The first task at hand was to set up LNG import terminals. The first terminal was set up in less than a year and the second one after two more years. The first terminal is costing us less than $0.48 per million British thermal units (mmbtu) to regasify and the second is costing us $0.42 per mmbtu to regasify. Both are contracted by government companies to regasify 600 million cubic feet of gas per day (cfd) or about 4.5 million tons of gas per year.
These turn out to be two of the cheapest regasification terminals in the world. In addition, a 700 kilometre-long pipeline, able to convey 1.2 billion cfd, was set up by the two Sui companies. Due to some reasons, the Sindh government wasn’t allowing for the completion of only 400 metres out of this 700 km-long pipeline. But this was finally finished during the caretaker government’s tenure.
But before that, we somehow managed to convey most of the requisite gas from the south to the north of the country through a swap arrangement between both companies. Since not all gas was able to be transported and LNG in the Sui Southern system was being sold as domestic gas, it caused a liquidity issue and an unaccounted-for gas upsurge. Now that the pipeline is completed, both these issues will be automatically resolved in a year’s time as the SSGC conveys its borrowed gas back to the SNGPL.

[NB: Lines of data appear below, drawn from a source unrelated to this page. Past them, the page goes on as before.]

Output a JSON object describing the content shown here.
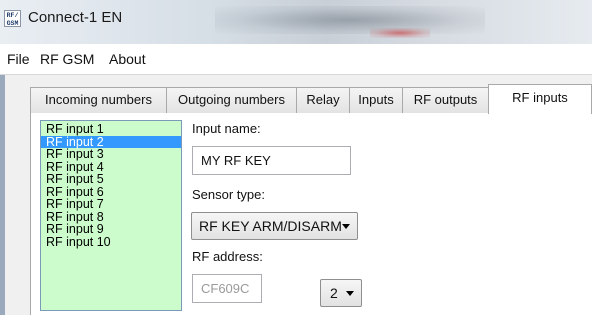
{
  "window": {
    "icon_text": [
      "RF/",
      "GSM"
    ],
    "title": "Connect-1 EN"
  },
  "menu": [
    "File",
    "RF GSM",
    "About"
  ],
  "tabs": [
    {
      "label": "Incoming numbers",
      "active": false
    },
    {
      "label": "Outgoing numbers",
      "active": false
    },
    {
      "label": "Relay",
      "active": false
    },
    {
      "label": "Inputs",
      "active": false
    },
    {
      "label": "RF outputs",
      "active": false
    },
    {
      "label": "RF inputs",
      "active": true
    }
  ],
  "rf_inputs": {
    "items": [
      "RF input 1",
      "RF input 2",
      "RF input 3",
      "RF input 4",
      "RF input 5",
      "RF input 6",
      "RF input 7",
      "RF input 8",
      "RF input 9",
      "RF input 10"
    ],
    "selected_index": 1,
    "list_background": "#ccfccc",
    "selection_color": "#3399ff"
  },
  "form": {
    "input_name_label": "Input name:",
    "input_name_value": "MY RF KEY",
    "sensor_type_label": "Sensor type:",
    "sensor_type_value": "RF KEY ARM/DISARM",
    "rf_address_label": "RF address:",
    "rf_address_value": "CF609C",
    "rf_address_index": "2"
  }
}
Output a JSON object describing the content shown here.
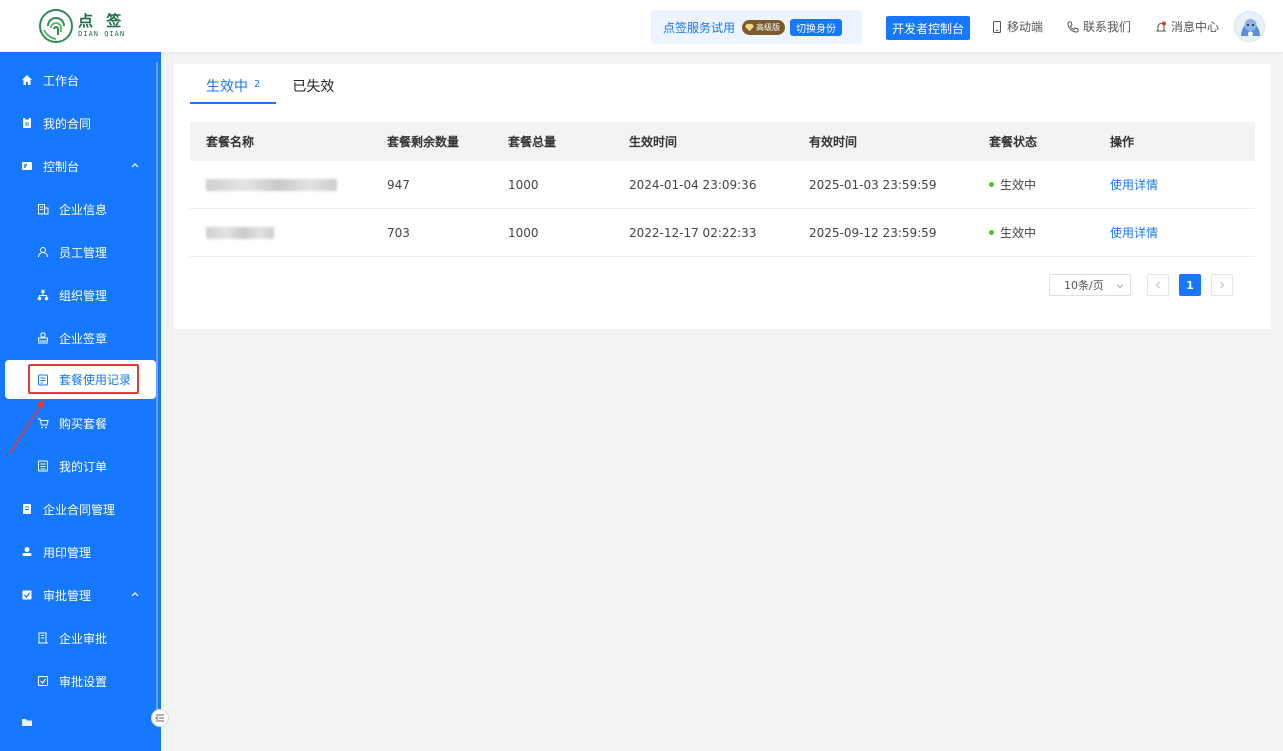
{
  "brand": {
    "name_cn": "点 签",
    "name_en": "DIAN QIAN",
    "accent": "#1677ff"
  },
  "header": {
    "trial_text": "点签服务试用",
    "badge_label": "高级版",
    "switch_label": "切换身份",
    "dev_console": "开发者控制台",
    "mobile": "移动端",
    "contact": "联系我们",
    "messages": "消息中心"
  },
  "sidebar": {
    "items": [
      {
        "label": "工作台",
        "icon": "home-icon"
      },
      {
        "label": "我的合同",
        "icon": "contract-icon"
      },
      {
        "label": "控制台",
        "icon": "console-icon"
      },
      {
        "label": "企业信息",
        "icon": "building-icon"
      },
      {
        "label": "员工管理",
        "icon": "user-icon"
      },
      {
        "label": "组织管理",
        "icon": "org-icon"
      },
      {
        "label": "企业签章",
        "icon": "stamp-icon"
      },
      {
        "label": "套餐使用记录",
        "icon": "record-icon"
      },
      {
        "label": "购买套餐",
        "icon": "cart-icon"
      },
      {
        "label": "我的订单",
        "icon": "order-icon"
      },
      {
        "label": "企业合同管理",
        "icon": "file-icon"
      },
      {
        "label": "用印管理",
        "icon": "seal-icon"
      },
      {
        "label": "审批管理",
        "icon": "approval-icon"
      },
      {
        "label": "企业审批",
        "icon": "enterprise-approval-icon"
      },
      {
        "label": "审批设置",
        "icon": "checkbox-icon"
      }
    ]
  },
  "tabs": {
    "active_label": "生效中",
    "active_count": "2",
    "inactive_label": "已失效"
  },
  "table": {
    "headers": [
      "套餐名称",
      "套餐剩余数量",
      "套餐总量",
      "生效时间",
      "有效时间",
      "套餐状态",
      "操作"
    ],
    "rows": [
      {
        "remaining": "947",
        "total": "1000",
        "start": "2024-01-04 23:09:36",
        "valid": "2025-01-03 23:59:59",
        "status": "生效中",
        "action": "使用详情"
      },
      {
        "remaining": "703",
        "total": "1000",
        "start": "2022-12-17 02:22:33",
        "valid": "2025-09-12 23:59:59",
        "status": "生效中",
        "action": "使用详情"
      }
    ]
  },
  "pagination": {
    "page_size": "10条/页",
    "current_page": "1"
  }
}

The losses in the SSGC that current government ministers have been talking about and using as an excuse to raise gas prices are partly the result of this issue. But as I said, this will be automatically resolved and this was no reason to raise gas prices so much. This urgency to raise prices tells me that the government has decided to go to the IMF. It just hasn’t disclosed its intention.

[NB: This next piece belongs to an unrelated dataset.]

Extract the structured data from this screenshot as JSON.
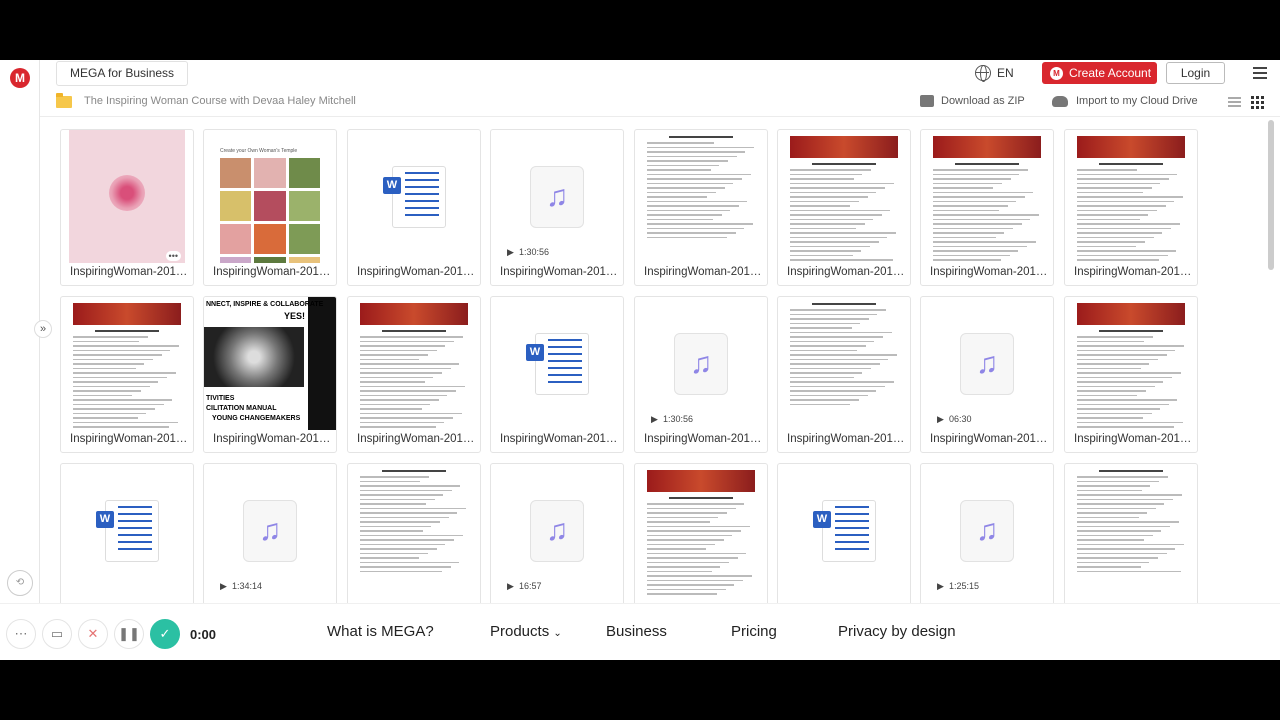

Our first goal in negotiations with Qatar for LNG was to bring their price below 14 percent of Brent. After protracted negotiation, they offered us 13.9 percent of Brent for a 15-year contract when a delegation came to Islamabad, but we didn’t sign it. Then we opened tenders for two five-year contracts. One was won by a Russian company Gunvor at 13.37 percent of Brent and the second had the lowest bid from Shell for 13.78 percent of Brent. We offered Shell to meet Gunvor’s price, but it refused. So, we gave one contract to Gunvor and the then petroleum minister Shahid Khaqan Abbasi travelled to Qatar and offered that they match the five-year offer from Gunvor with a 15-year contract from Qatar.
The Qataris were naturally reluctant as they had never offered such low prices in our part of the world and a 15-year contact is more risky. Moreover, Qatar is a premier producer and supplier whereas Gunvor was just a trader. After some time, the Qataris agreed to match the price. That’s how Pakistan was able to secure 4.5 million tonnes of LNG at 13.37 percent of Brent, which at that point was the lowest price in the world and about 0.83 percent lower than what our consultant had told us was a fair price for Pakistan to pay Qatar.

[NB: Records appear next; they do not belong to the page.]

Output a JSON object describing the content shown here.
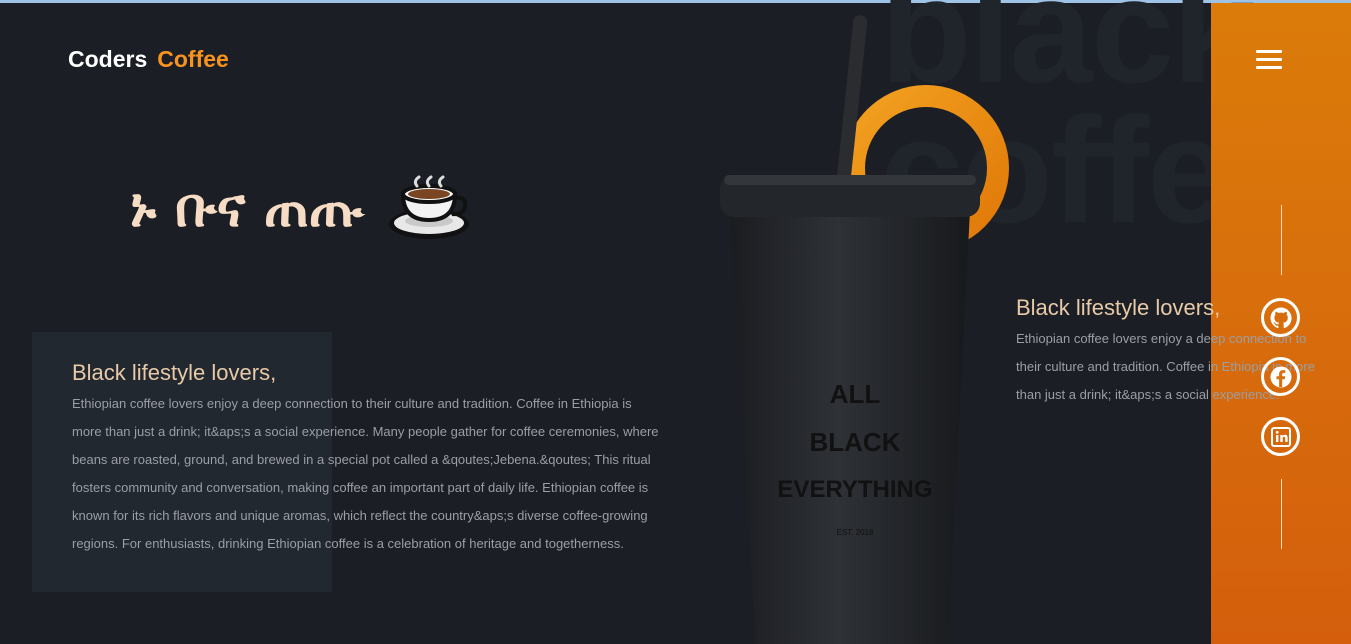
{
  "brand": {
    "part1": "Coders",
    "part2": "Coffee"
  },
  "background_word": "black\ncoffee",
  "headline": {
    "text": "ኑ ቡና ጠጡ",
    "emoji": "☕"
  },
  "cup": {
    "line1": "ALL",
    "line2": "BLACK",
    "line3": "EVERYTHING",
    "est": "EST. 2018"
  },
  "section_left": {
    "title": "Black lifestyle lovers,",
    "body": "Ethiopian coffee lovers enjoy a deep connection to their culture and tradition. Coffee in Ethiopia is more than just a drink; it&aps;s a social experience. Many people gather for coffee ceremonies, where beans are roasted, ground, and brewed in a special pot called a &qoutes;Jebena.&qoutes; This ritual fosters community and conversation, making coffee an important part of daily life. Ethiopian coffee is known for its rich flavors and unique aromas, which reflect the country&aps;s diverse coffee-growing regions. For enthusiasts, drinking Ethiopian coffee is a celebration of heritage and togetherness."
  },
  "section_right": {
    "title": "Black lifestyle lovers,",
    "body": "Ethiopian coffee lovers enjoy a deep connection to their culture and tradition. Coffee in Ethiopia is more than just a drink; it&aps;s a social experience."
  },
  "sidebar": {
    "menu_icon": "hamburger-menu-icon",
    "social": [
      {
        "name": "github-icon"
      },
      {
        "name": "facebook-icon"
      },
      {
        "name": "linkedin-icon"
      }
    ]
  },
  "colors": {
    "accent": "#f7931e",
    "sidebar": "#d76a0c",
    "background": "#1b1f25"
  }
}
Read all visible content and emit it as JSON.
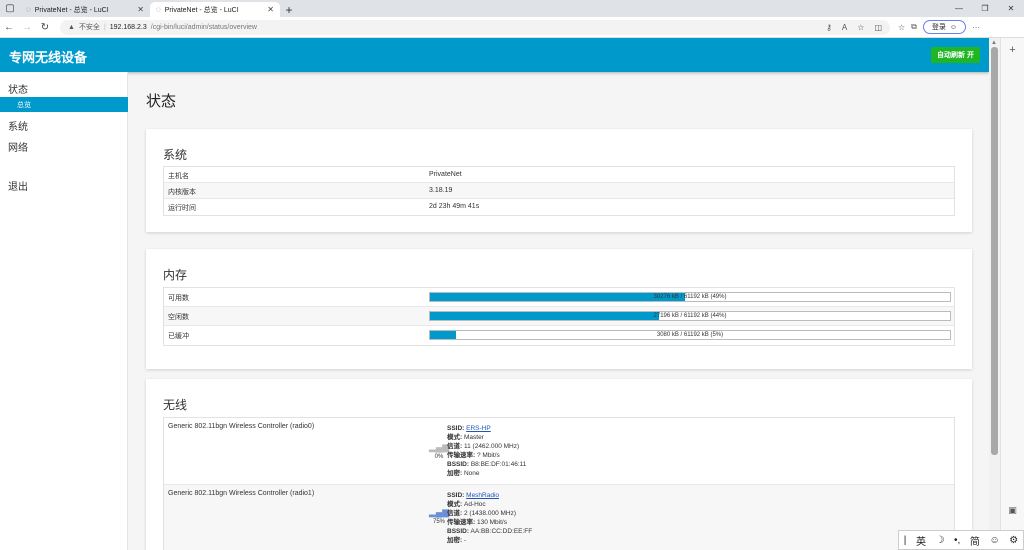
{
  "browser": {
    "tabs": [
      {
        "title": "PrivateNet - 总览 - LuCI",
        "active": false
      },
      {
        "title": "PrivateNet - 总览 - LuCI",
        "active": true
      }
    ],
    "insecure_label": "不安全",
    "url_host": "192.168.2.3",
    "url_path": "/cgi-bin/luci/admin/status/overview",
    "login_label": "登录"
  },
  "luci": {
    "brand": "专网无线设备",
    "auto_refresh": "自动刷新 开",
    "colors": {
      "header": "#0099cc",
      "refresh_badge": "#1fb525"
    }
  },
  "sidebar": {
    "items": [
      {
        "label": "状态"
      },
      {
        "label": "系统"
      },
      {
        "label": "网络"
      },
      {
        "label": "退出"
      }
    ],
    "active_sub": "总览"
  },
  "page_title": "状态",
  "system": {
    "title": "系统",
    "rows": [
      {
        "key": "主机名",
        "value": "PrivateNet"
      },
      {
        "key": "内核版本",
        "value": "3.18.19"
      },
      {
        "key": "运行时间",
        "value": "2d 23h 49m 41s"
      }
    ]
  },
  "memory": {
    "title": "内存",
    "rows": [
      {
        "key": "可用数",
        "text": "30276 kB / 61192 kB (49%)",
        "percent": 49
      },
      {
        "key": "空闲数",
        "text": "27196 kB / 61192 kB (44%)",
        "percent": 44
      },
      {
        "key": "已缓冲",
        "text": "3080 kB / 61192 kB (5%)",
        "percent": 5
      }
    ]
  },
  "wireless": {
    "title": "无线",
    "radios": [
      {
        "name": "Generic 802.11bgn Wireless Controller (radio0)",
        "signal": "0%",
        "ssid_label": "SSID:",
        "ssid": "ERS-HP",
        "mode_label": "模式:",
        "mode": "Master",
        "channel_label": "信道:",
        "channel": "11 (2462.000 MHz)",
        "rate_label": "传输速率:",
        "rate": "? Mbit/s",
        "bssid_label": "BSSID:",
        "bssid": "B8:BE:DF:01:46:11",
        "enc_label": "加密:",
        "enc": "None"
      },
      {
        "name": "Generic 802.11bgn Wireless Controller (radio1)",
        "signal": "75%",
        "ssid_label": "SSID:",
        "ssid": "MeshRadio",
        "mode_label": "模式:",
        "mode": "Ad-Hoc",
        "channel_label": "信道:",
        "channel": "2 (1438.000 MHz)",
        "rate_label": "传输速率:",
        "rate": "130 Mbit/s",
        "bssid_label": "BSSID:",
        "bssid": "AA:BB:CC:DD:EE:FF",
        "enc_label": "加密:",
        "enc": "-"
      }
    ]
  },
  "ime": {
    "lang": "英",
    "mode": "简"
  }
}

Subsequently, before the second terminal and the three new gas-fired power plants came online, we made two more gas deals. By then, the gas market had eased a bit more and we were able to get even better deals. One was with Gunvor for 10.3 percent of Brent for five years and one with the ENI of Italy for 11.99 percent of Brent for a 10-year contract. This means that our cost of imported LNG is less than that of India, Japan, Korea, Malaysia, Thailand, Singapore and Taiwan.
The imported gas or LNG is now used to power most of our gas power plants, including the three new ones of around 1,200 MW, each running at 61 percent efficiency. These are the most efficient plants in the world and produce the cheapest power from RLNG in the world.